私は、リューリとドラッグ、ボン達と一緒に遊んで楽しかった。
だから、この関係性が壊れてほしくない。
だけど、リューリとの暮らしを失うくらいなら……とも思う。
むっ、難しい……ドラゴンブレスで全てを吹き飛ばしてしまいたい!
「……っ!」
私が無意識に拳を握ると、リューリはその上に優しく手を被せてくれた。
手のひらから彼の鼓動を感じる。
そうしていたら、なんだか力が湧いてきた。
答えのない二択を、吹き飛ばせる様な力が。
「ドラッグ、賄賂は受け取れないわ」
瞳に確かな意思を込めて、
「だけど、ドラッグを退学させたりはしない。
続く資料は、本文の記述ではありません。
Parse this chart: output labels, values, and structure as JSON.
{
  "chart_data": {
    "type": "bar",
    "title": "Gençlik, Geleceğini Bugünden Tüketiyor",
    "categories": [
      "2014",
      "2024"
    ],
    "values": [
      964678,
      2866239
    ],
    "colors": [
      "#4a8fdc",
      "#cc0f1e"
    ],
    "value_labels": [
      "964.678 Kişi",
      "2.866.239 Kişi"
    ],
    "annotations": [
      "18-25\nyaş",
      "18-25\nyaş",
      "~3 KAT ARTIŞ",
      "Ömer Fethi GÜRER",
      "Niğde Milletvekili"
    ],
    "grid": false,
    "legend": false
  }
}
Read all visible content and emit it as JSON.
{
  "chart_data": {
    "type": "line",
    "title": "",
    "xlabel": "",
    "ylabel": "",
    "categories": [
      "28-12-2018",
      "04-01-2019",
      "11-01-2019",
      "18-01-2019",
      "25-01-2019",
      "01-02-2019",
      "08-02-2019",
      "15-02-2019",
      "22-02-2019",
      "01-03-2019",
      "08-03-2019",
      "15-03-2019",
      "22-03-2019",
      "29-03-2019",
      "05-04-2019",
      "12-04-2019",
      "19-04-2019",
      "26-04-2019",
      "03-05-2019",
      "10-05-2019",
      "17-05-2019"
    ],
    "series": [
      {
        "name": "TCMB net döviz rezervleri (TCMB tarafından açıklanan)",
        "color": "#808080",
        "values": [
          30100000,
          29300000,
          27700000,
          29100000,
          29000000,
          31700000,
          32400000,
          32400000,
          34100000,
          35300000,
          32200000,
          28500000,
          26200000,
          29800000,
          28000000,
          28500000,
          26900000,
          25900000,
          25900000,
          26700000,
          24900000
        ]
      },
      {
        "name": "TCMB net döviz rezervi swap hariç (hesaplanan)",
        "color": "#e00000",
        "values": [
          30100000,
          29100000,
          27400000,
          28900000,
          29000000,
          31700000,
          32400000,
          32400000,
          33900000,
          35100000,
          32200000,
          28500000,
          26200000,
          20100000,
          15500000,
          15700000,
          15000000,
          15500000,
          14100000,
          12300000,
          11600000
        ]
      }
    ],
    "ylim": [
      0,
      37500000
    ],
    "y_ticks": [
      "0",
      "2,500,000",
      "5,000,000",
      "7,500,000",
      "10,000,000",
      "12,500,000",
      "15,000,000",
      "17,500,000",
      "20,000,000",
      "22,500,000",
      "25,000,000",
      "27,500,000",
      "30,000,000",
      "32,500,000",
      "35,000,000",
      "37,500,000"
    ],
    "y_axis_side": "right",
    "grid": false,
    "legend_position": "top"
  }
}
」
声に想いを入れて、
「私、ドラゴンだもの、人間ごときの作ったトーナメントなんて、軽く吹き飛ばしてあげるっ!」
言葉に確信を持って。
そして最後は胸を張ってキメ顔でピース!
私ってカッコいい!
私って素敵!
「アシェッタ……俺、アシェッタの事惚れ直したかも知れないわ……」
「まっ、眩しっ……」
「すげーーーーっ!」
アシェッタの提案は、どうにかして、トーナメントをめちゃくちゃにして、トーナメントを延期もしくは中止にし、対戦カードの組み直しをさせるというものだった。
人は正解のない二択に苛まれ続ける生き物だ。
だが、ドラゴンは違う。
その圧倒的パワーで、人間の理不尽など軽く吹き飛ばしてくれる!!!
アシェッタ、お前はすげぇよ。
人間の社会の中にいながら、考えて、考えて、流されずに自分もちゃんと見て、出来ることなら出来るだろうとドラゴンの力を計算に入れた。
彼女はドラゴンだ。
力もそうだが、心も、あの雄大で美しく、そして何よりも強い、最強の存在、ドラゴン。
彼女はドラゴンの心を持っているんだ。
リューリはこの時、人生で初めて誰かを強く尊敬した。